You may revoke (take back or change) your advance directive at any time by informing your doctor or provider, showing an intention to revoke it to any health care professional or by creating a new directive.


Advance directives can limit life-prolonging medical treatment when there is little or no chance of recovery. Medical treatment at the end of life usually falls into three main categories - life supporting, life sustaining and life enhancing.  Life support uses CPR and machines to keep your heart and lungs going when they can no longer work on their own.  Life sustaining care involves treatment or machines to prolong your life when your condition can’t be reversed or cured.  Life enhancing or comfort care keeps you comfortable until your death occurs naturally. No artificial measures are taken to prolong your life.


Do I need legal assistance to appoint a health care agent?

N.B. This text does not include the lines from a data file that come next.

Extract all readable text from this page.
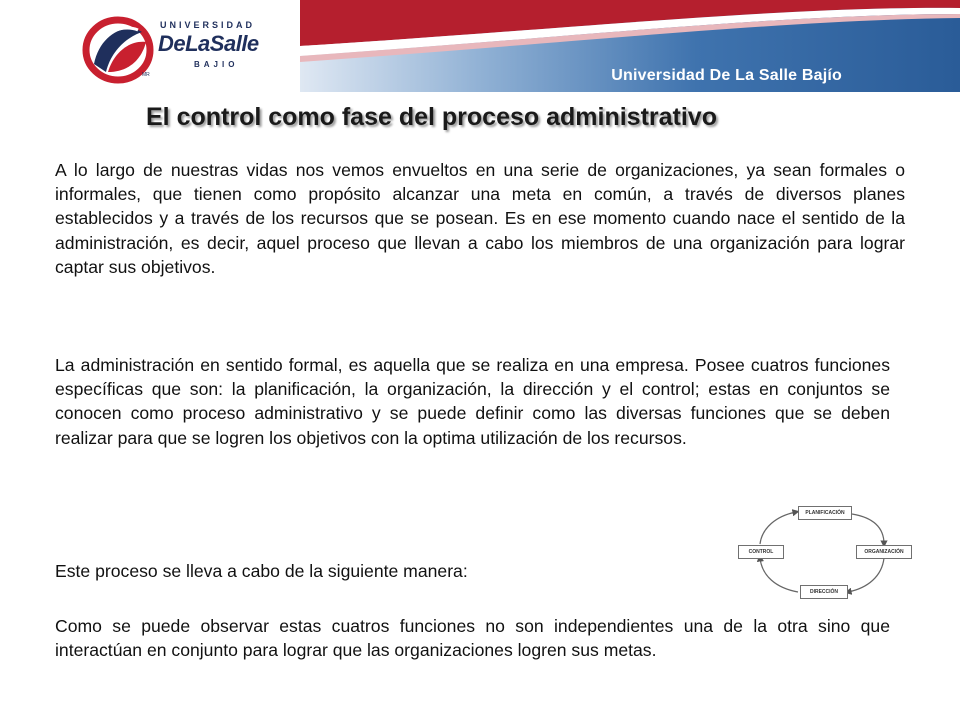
Universidad De La Salle Bajío
UNIVERSIDAD
DeLaSalle
BAJIO
MR
El control como fase del proceso administrativo

A lo largo de nuestras vidas nos vemos envueltos en una serie de organizaciones, ya sean formales o informales, que tienen como propósito alcanzar una meta en común, a través de diversos planes establecidos y a través de los recursos que se posean. Es en ese momento cuando nace el sentido de la administración, es decir, aquel proceso que llevan a cabo los miembros de una organización para lograr captar sus objetivos.

La administración en sentido formal, es aquella que se realiza en una empresa. Posee cuatros funciones específicas que son: la planificación, la organización, la dirección y el control; estas en conjuntos se conocen como proceso administrativo y se puede definir como las diversas funciones que se deben realizar para que se logren los objetivos con la optima utilización de los recursos.

Este proceso se lleva a cabo de la siguiente manera:

Como se puede observar estas cuatros funciones no son independientes una de la otra sino que interactúan en conjunto para lograr que las organizaciones logren sus metas.

PLANIFICACIÓN
ORGANIZACIÓN
DIRECCIÓN
CONTROL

No. Attorneys need not be involved. All you need to do is complete a health care proxy form as directed and sign it along with two other witnesses. The witnesses must be over the age of 18. The agent may not be one of the witnesses.

Who can be my health care agent?

Anyone at least 18 years of age can be a health care agent. He or she needs to be someone you trust and they should be familiar with your values, thoughts about healthcare choices and moral and religious beliefs. The most important thing is that you talk with your health care agent about your health care wishes, and make sure you give your agent a copy of the proxy form.

What decisions can my health care agent make?

Unless you limit your health care agent’s authority, your agent will be able to make any treatment decision that you could have made if you were able to decide for yourself. Your agent can agree that you should receive treatment, choose among different treatments, and decide that treatments should not be provided, in accord with your wishes and interests. If your health care agent is not aware of your wishes about artificial nutrition and hydration (nourishment and water provided by feeding tubes), they will not be able to make decisions about these measures. Artificial nutrition and hydration are used in many circumstances and are often used to continue the life of patients who are in a permanent coma.

May I use the health care proxy form to express my wishes about organ and/or tissue donation?

Yes. Use the optional organ and/or tissue donation section on the health care proxy form. You may specify that your organs and/or tissues be used for transplantation, research, or educational purposes. Any limitation(s) associated with your wishes should be noted in this section of the proxy.

Can my health care agent make decisions for me about organ and/or tissue donation?

No. The power of a health care agent to make health care decisions on your behalf ends upon your death. Noting your wishes on your health care proxy form allows you to clearly state your wishes about organ and tissue donation.

Can I have more than one health care agent?

You can have one agent and an alternate agent. Your alternate agent will represent you if your agent is not available.

Can I change my health care agent?

Yes, you may change your health care agent. If you make this change, you’ll need to fill out a new health care proxy identifying your new agent. It’s important that you give a copy of the new form to your primary care physician or provider and to any facility that would have your health care proxy on file.

Health Care Proxy

Fill out a health care proxy form to appoint someone as your health care agent in the event you are unable to make your own health care decisions.

Download the health care proxy form


Read more about the MOLST and download a copy.

Family Health Care Decision Act

New York state law allows for the use of a surrogate list for those without a health care proxy in place and who are unable to make their own health care decisions.